Stacy Lawrence : La vraie nature du kitsch
Vous rêvez d’aller voir un jour les grands singes d’Afrique ou les hévéas de Guyane? Ils sont en fait à portée de main. Ou presque…
Notre planète ressemble-t-elle de plus en plus à Disneyland? Notre manière d’aborder la nature, les paysages et même la notion de beauté s’est-elle engagée sur la voie de la "kitschification", de la "disneyification" à outrance? C’est la problématique que soulève le photographe Stacy Lawrence dans son expo à la Galerie Occurrence.
Lawrence aurait pu nous montrer des images de nains de jardin, des reproductions en plâtre du David de Michel-Ange en train de pisser dans un bassin décoratif, ou bien encore (comme dans le film Elvis Gratton) un buste d’Elvis Presley transformé en fontaine de jus de fruits… Il aurait pu aussi traiter du tourisme et de la photo de voyage. Mais il frappe encore plus fort. Il s’attaque non pas au kitsch de banlieue, à celui propre aux touristes américains, au quétaine que les autres affichent bêtement et dont on peut se moquer en se disant que nous, nous ne sommes pas comme ça. Il met en lumière un kitsch moins clinquant, mais non moins répandu et surtout non moins faux.
Lawrence nous montre des endroits qui semblent à l’abri du mauvais goût: un zoo, le Jardin botanique de Montréal, la Biosphère, un centre sportif avec son mur d’escalade… Des lieux qui ne paraissent pas quétaines au premier regard. Pourtant. Lawrence souligne comment ces espaces doivent faire image, proposer une vision de la nature qui soit distrayante, divertissante, plaisir des sens. À tout prix.
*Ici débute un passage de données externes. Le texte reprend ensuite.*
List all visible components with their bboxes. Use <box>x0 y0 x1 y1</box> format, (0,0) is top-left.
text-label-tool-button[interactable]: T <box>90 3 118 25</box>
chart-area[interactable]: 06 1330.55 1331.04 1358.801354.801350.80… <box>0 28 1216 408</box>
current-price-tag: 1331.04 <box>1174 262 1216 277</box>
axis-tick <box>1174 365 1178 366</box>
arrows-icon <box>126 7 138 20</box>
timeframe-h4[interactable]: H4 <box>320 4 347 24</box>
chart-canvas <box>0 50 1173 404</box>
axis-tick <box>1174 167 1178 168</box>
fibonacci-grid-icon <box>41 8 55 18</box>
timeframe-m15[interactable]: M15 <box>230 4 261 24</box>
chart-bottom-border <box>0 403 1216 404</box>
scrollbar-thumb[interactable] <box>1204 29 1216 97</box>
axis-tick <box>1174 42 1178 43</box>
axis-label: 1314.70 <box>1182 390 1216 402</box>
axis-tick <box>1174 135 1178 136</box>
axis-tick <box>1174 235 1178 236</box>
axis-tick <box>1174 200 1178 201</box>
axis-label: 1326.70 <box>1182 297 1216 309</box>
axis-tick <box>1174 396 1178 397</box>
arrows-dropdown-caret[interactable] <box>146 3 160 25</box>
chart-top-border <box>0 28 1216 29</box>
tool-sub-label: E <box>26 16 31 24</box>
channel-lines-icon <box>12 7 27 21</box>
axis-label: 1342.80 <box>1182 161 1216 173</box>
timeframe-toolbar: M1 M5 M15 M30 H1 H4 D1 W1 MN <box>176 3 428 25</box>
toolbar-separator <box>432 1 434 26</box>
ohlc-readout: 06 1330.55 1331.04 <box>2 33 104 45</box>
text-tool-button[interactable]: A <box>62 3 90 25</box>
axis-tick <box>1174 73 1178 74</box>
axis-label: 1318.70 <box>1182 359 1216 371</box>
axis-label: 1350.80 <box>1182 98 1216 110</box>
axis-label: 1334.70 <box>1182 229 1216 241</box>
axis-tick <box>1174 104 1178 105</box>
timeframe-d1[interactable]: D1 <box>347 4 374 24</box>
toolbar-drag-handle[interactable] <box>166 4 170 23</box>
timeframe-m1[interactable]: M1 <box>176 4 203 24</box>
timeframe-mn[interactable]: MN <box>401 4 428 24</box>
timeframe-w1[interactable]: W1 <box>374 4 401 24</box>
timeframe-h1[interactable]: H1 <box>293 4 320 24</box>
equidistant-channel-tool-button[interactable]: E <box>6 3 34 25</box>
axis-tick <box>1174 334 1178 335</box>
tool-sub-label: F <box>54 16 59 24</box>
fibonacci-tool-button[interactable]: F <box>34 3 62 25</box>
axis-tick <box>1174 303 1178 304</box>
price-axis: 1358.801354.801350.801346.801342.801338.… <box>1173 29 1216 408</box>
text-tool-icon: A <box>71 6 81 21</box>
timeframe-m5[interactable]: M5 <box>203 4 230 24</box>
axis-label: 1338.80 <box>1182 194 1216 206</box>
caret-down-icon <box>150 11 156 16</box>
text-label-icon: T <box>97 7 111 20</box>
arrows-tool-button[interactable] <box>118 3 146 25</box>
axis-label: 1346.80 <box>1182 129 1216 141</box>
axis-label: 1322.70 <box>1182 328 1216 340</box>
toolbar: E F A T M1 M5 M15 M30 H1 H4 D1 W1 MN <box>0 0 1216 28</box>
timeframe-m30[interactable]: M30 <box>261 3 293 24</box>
Le mur d’escalade fait de fausse pierre et de fausse nature autant que la fausse cascade du Jardin botanique ou le faux environnement sauvage de la cellule du gorille au zoo. Autant le Jardin botanique que le zoo sont des reconstitutions simplifiées, compressées de la nature qui permettent de consommer sa diversité en toute sécurité, sans avoir à vraiment se déplacer dans des régions éloignées. L’exotisme à portée de main… Le gorille, le palmier ou la montagne à escalader à 10 minutes de chez soi. Déprimante vision? Pas autant que pour les gorilles et autres animaux de zoo qui, comme le dit justement Lawrence, reçoivent bien souvent des doses d’antidépresseurs pour poser moins de problèmes.
Le terrain de golf est un autre de ces emblèmes forts de la nature "kitschifiée". Lawrence en montre plusieurs images avec ses faux étangs et ses verts gazons impeccables qui sont une nuisance écologique, représentant un faramineuse demande en eau. Particulièrement efficace, cette image montrant une machine distributrice de bouteilles d’eau placée entre deux arbres en plein terrain de golf. Trop surréelle pour être vraie? Montage photographique? Manipulation avec Photoshop? Hé non! Cette image a été vraiment prise sur un terrain de golf dont la direction a eu la belle attention (le kitsch est souvent très courtois) de faire installer de telles machines pour étancher la soif de ses joueurs cultivés consommant de l’eau minérale.
Voici une expo qui traite de ce que j’ai déjà plusieurs fois dénoncé comme étant la culture du réconfort. Celle-ci n’est pas nouvelle. Le pittoresque a toujours existé. Il fut une époque où les riches propriétaires terriens et les bourgeois faisaient arranger leur terres et jardins pour qu’ils ressemblent à des peintures de paysages comme ceux inventés par le peintre Claude Le Lorrain. Le phénomène s’est juste un peu démocratisé. Et la science n’est pas à l’abri de cela. Les jardins zoologiques ou botaniques inventés pour l’étude des plantes et des animaux participent à ce désir de l’Occident de posséder le monde au creux de sa main.